Цена неравенства. Чем расслоение общества грозит нашему будущему

В книге рассказывается история главного героя, который сталкивается с различными проблемами и препятствиями на протяжении всего своего путешествия. По пути он встречает множество второстепенных персонажей, которые играют важные роли в истории. Благодаря опыту главного героя книга исследует такие темы, как любовь, потеря, надежда и стойкость. По мере того, как главный герой преодолевает свои трудности, он усваивает ценные уроки жизни и растет как личность.

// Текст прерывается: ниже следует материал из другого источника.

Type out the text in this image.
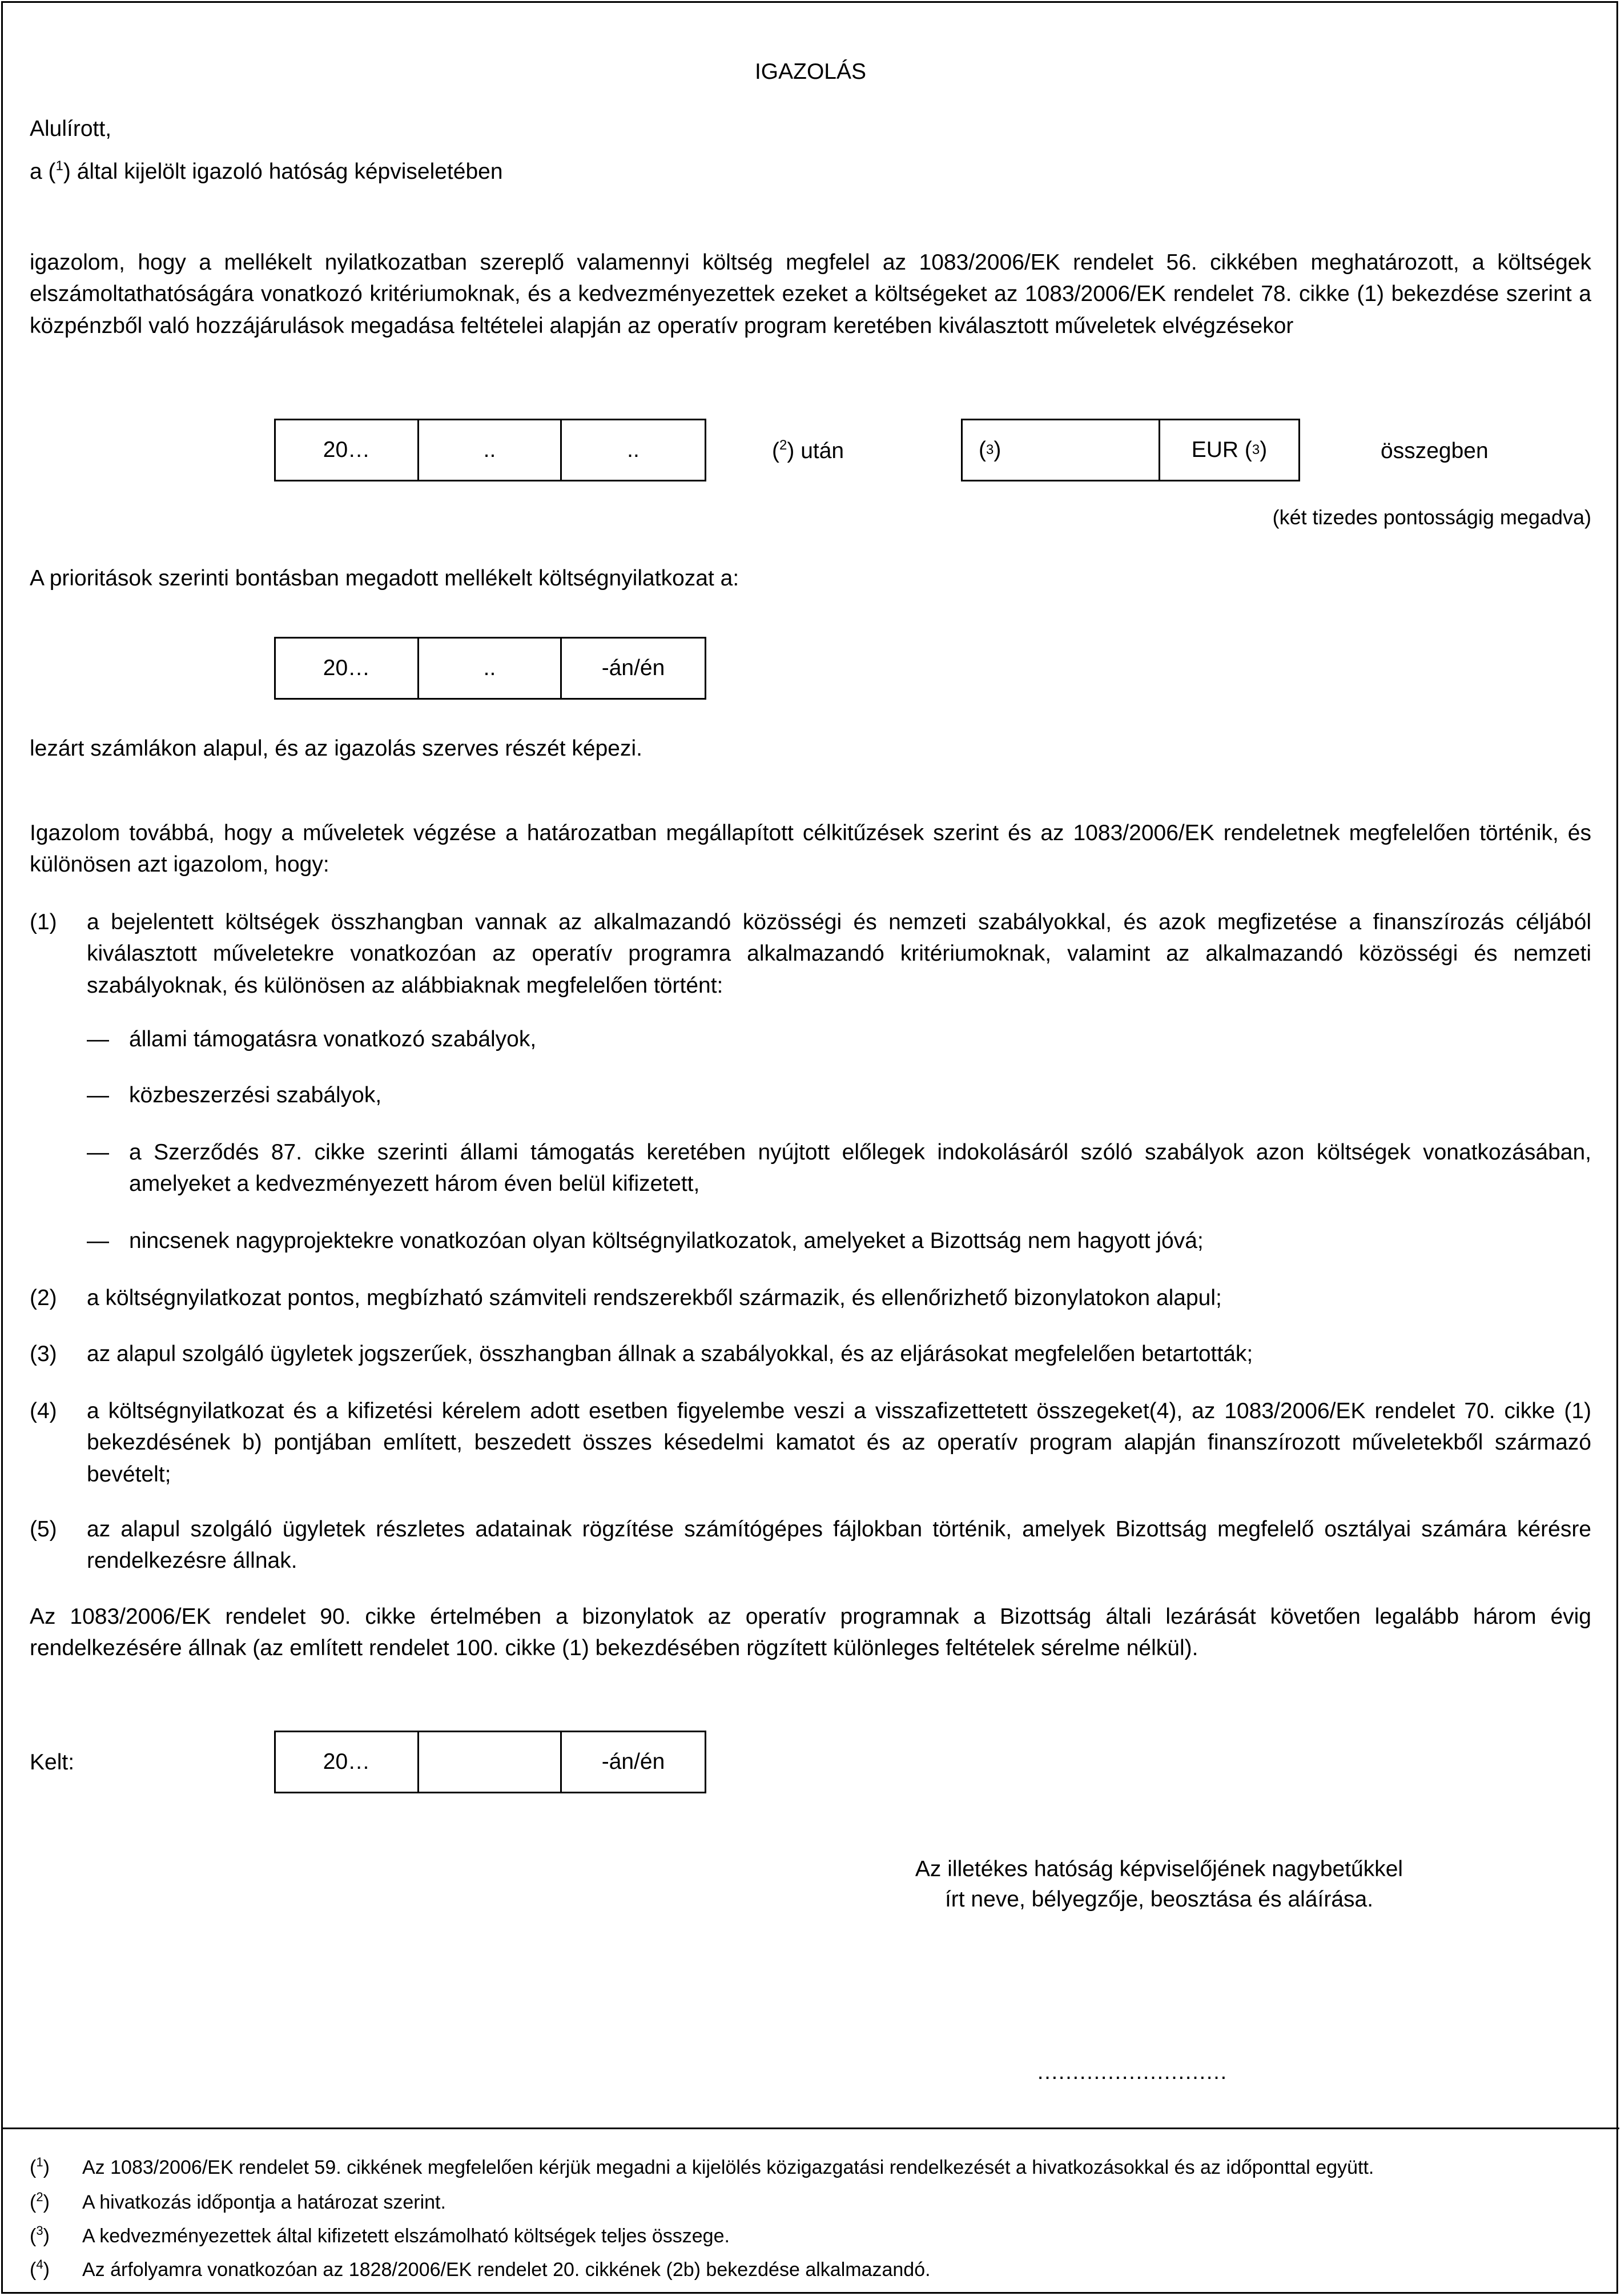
IGAZOLÁS
Alulírott,
a ($^1$) által kijelölt igazoló hatóság képviseletében
igazolom, hogy a mellékelt nyilatkozatban szereplő valamennyi költség megfelel az 1083/2006/EK rendelet 56. cikkében meghatározott, a költségek elszámoltathatóságára vonatkozó kritériumoknak, és a kedvezményezettek ezeket a költségeket az 1083/2006/EK rendelet 78. cikke (1) bekezdése szerint a közpénzből való hozzájárulások megadása feltételei alapján az operatív program keretében kiválasztott műveletek elvégzésekor
20…	..	..	($^2$) után	( 3 )	EUR ( 3 )	összegben
(két tizedes pontosságig megadva)
A prioritások szerinti bontásban megadott mellékelt költségnyilatkozat a:
20…	..	-án/én
lezárt számlákon alapul, és az igazolás szerves részét képezi.
Igazolom továbbá, hogy a műveletek végzése a határozatban megállapított célkitűzések szerint és az 1083/2006/EK rendeletnek megfelelően történik, és különösen azt igazolom, hogy:
(1)	a bejelentett költségek összhangban vannak az alkalmazandó közösségi és nemzeti szabályokkal, és azok megfizetése a finanszírozás céljából kiválasztott műveletekre vonatkozóan az operatív programra alkalmazandó kritériumoknak, valamint az alkalmazandó közösségi és nemzeti szabályoknak, és különösen az alábbiaknak megfelelően történt:
— állami támogatásra vonatkozó szabályok,
— közbeszerzési szabályok,
— a Szerződés 87. cikke szerinti állami támogatás keretében nyújtott előlegek indokolásáról szóló szabályok azon költségek vonatkozásában, amelyeket a kedvezményezett három éven belül kifizetett,
— nincsenek nagyprojektekre vonatkozóan olyan költségnyilatkozatok, amelyeket a Bizottság nem hagyott jóvá;
(2)	a költségnyilatkozat pontos, megbízható számviteli rendszerekből származik, és ellenőrizhető bizonylatokon alapul;
(3)	az alapul szolgáló ügyletek jogszerűek, összhangban állnak a szabályokkal, és az eljárásokat megfelelően betartották;
(4)	a költségnyilatkozat és a kifizetési kérelem adott esetben figyelembe veszi a visszafizettetett összegeket(4), az 1083/2006/EK rendelet 70. cikke (1) bekezdésének b) pontjában említett, beszedett összes késedelmi kamatot és az operatív program alapján finanszírozott műveletekből származó bevételt;
(5)	az alapul szolgáló ügyletek részletes adatainak rögzítése számítógépes fájlokban történik, amelyek Bizottság megfelelő osztályai számára kérésre rendelkezésre állnak.
Az 1083/2006/EK rendelet 90. cikke értelmében a bizonylatok az operatív programnak a Bizottság általi lezárását követően legalább három évig rendelkezésére állnak (az említett rendelet 100. cikke (1) bekezdésében rögzített különleges feltételek sérelme nélkül).
Kelt:	20…	-án/én
Az illetékes hatóság képviselőjének nagybetűkkel
írt neve, bélyegzője, beosztása és aláírása.
………………………
($^1$)	Az 1083/2006/EK rendelet 59. cikkének megfelelően kérjük megadni a kijelölés közigazgatási rendelkezését a hivatkozásokkal és az időponttal együtt.
($^2$)	A hivatkozás időpontja a határozat szerint.
($^3$)	A kedvezményezettek által kifizetett elszámolható költségek teljes összege.
($^4$)	Az árfolyamra vonatkozóan az 1828/2006/EK rendelet 20. cikkének (2b) bekezdése alkalmazandó.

ВВП. Краткая история, рассказанная с пиететом

Известный британский экономист Дайана Койл прослеживает историю искусственного, абстрактного, сложного, но важнейшего статистического показателя – ВВП – от его предшественников в XVIII–XIX вв. до его изобретения в 1940-х годах, послевоенного «золотого века» и сегодняшнего дня. Читатель узнает, зачем был изобретен этот стандартный инструмент измерения величины экономики, как он менялся на протяжении десятилетий и каковы его сильные и слабые стороны. В книге объясняется, почему даже самые незначительные изменения в ВВП могут определять исход выборов и влиять на важные политические решения.